I was recently browsing Reddit and saw a developer mention how much they love the itertools module. One comment stuck with me:
"On top of my head I think pairwise is my preferred. It is very useful in so many contexts."
If you’re building backends with FastAPI, "many contexts" usually means handling data streams, calculating changes, or optimizing database hits. Today, let’s look at two specific tools—pairwise and its newer sibling batched—and how they can transform your API code.
Analyzing Trends with itertools.pairwise
In a financial app, you rarely care about a single price; you care about the change. pairwise (introduced in Python 3.10) is the cleanest way to compare a value with the one that came before it.
The FastAPI Example: Stocks Volatility Checker
Imagine an endpoint that receives a sequence of stock prices and needs to identify "volatile" moments where the price jumped more than 2% between ticks.
from fastapi import FastAPI, HTTPException
from itertools import pairwise
from pydantic import BaseModel
app = FastAPI()
class StockData(BaseModel):
symbol: str
prices: list[float]
@app.post("/analyze-volatility")
async def analyze_volatility(data: StockData):
if len(data.prices) < 2:
raise HTTPException(status_code=400,
detail="Need at least 2 prices to compare")
jumps = []
# (p1, p2), (p2, p3), (p3, p4)...
for prev_price, current_price in pairwise(data.prices):
change = (current_price - prev_price) / prev_price
if abs(change) > 0.02: # Over 2% change
jumps.append({
"from": prev_price,
"to": current_price,
"change_percent": round(change * 100, 2)
})
return {"symbol": data.symbol, "volatile_moments": jumps}
The API endpoint can be tested with a simple curl request:
curl -X POST http://localhost:8000/analyze-volatility -H "Content-Type: application/json" -d '{"symbol": "AAPL", "prices": [150.0, 152.0, 151.0, 153.0, 154.0]}'
Before pairwise, we usually had to mess around with range indexes or "zip with a slice," which looked like this: zip(prices, prices[1:]). Not only is that harder to read, but it also creates an unnecessary copy of the list in memory.
So why use it?
-
Zero Memory Overhead: It uses an iterator, meaning it yields values one by one rather than creating a new list.
-
Less Logic Needed: Unlike chunking, pairwise creates an overlapping window. If you have [A, B, C, D], it yields:
(A, B)
(B, C)
(C, D)
- Excellent for: Calculation of deltas, trend analysis, and pathfinding (connecting point A to point B).
Scaling with itertools.batched
While pairwise helps us read the data, batched (new in Python 3.12) helps us write or send it.
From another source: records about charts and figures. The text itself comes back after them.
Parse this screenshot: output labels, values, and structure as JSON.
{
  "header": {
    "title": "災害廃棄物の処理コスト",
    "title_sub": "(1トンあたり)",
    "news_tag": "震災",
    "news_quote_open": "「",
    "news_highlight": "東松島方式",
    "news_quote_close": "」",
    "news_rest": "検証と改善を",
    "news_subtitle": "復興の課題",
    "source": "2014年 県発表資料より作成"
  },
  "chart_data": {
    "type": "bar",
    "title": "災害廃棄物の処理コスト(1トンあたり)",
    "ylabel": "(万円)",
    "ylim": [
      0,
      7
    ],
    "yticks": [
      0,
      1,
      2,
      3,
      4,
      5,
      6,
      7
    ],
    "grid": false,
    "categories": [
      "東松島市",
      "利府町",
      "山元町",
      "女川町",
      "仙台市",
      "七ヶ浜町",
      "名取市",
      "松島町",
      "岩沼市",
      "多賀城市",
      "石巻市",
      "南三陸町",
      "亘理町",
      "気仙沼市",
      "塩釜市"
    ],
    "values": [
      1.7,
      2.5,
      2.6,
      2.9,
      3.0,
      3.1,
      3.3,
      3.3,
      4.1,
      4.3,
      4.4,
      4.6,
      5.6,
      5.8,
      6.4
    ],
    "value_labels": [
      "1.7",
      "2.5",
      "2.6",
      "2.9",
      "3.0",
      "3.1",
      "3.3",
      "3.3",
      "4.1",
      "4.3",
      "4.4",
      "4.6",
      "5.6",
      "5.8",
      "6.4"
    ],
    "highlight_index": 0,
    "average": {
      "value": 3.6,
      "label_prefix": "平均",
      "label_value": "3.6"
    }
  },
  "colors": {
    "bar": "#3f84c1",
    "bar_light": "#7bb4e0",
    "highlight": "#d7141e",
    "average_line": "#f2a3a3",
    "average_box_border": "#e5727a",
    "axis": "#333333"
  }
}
If you have 10,000 stock updates to save to a database or send to a third-party notification service, doing it one-by-one is a performance killer. You need to group them.
The FastAPI Example: Bulk Notification Service
Let's build a service that takes a massive list of price alerts and sends them to a messaging provider in batches of 10 to respect rate limits.
from fastapi import FastAPI
from itertools import batched
import asyncio
app = FastAPI()
async def send_to_provider(batch):
# Simulate an external API call
await asyncio.sleep(0.1)
print(f"Sent batch: {batch}")
@app.post("/push-alerts")
async def push_alerts(alerts: list[str]):
# batched('ABCDEFG', 3) --> ABC, DEF, G
count = 0
for chunk in batched(alerts, 10):
await send_to_provider(chunk)
count += 1
return {"status": "Alerts sent", "total_batches": count}
Batching (also known as chunking) is one of the most common patterns in backend engineering. Before Python 3.12, we had to use complicated "recipes" from the documentation or third-party libraries like more-itertools.
So why use it?
-
The Efficiency Factor: In a FastAPI context, the biggest bottleneck is usually I/O (Input/Output).
-
The Problem Solved: Sending 1,000 individual SQL INSERT statements or 1,000 separate HTTP requests creates massive overhead, therefore batched allows you to group these into a single database transaction or a single bulk API call.
-
Pro-Tip: batched yields tuples. If your downstream function (like a database driver) requires a list, you can simply call list(chunk).
You don't always need a heavy data-processing library like Pandas to handle sequences. Sometimes, the most elegant solution is already sitting inside Python’s standard library. By using pairwise and batched, you make your FastAPI endpoints more readable and significantly more efficient.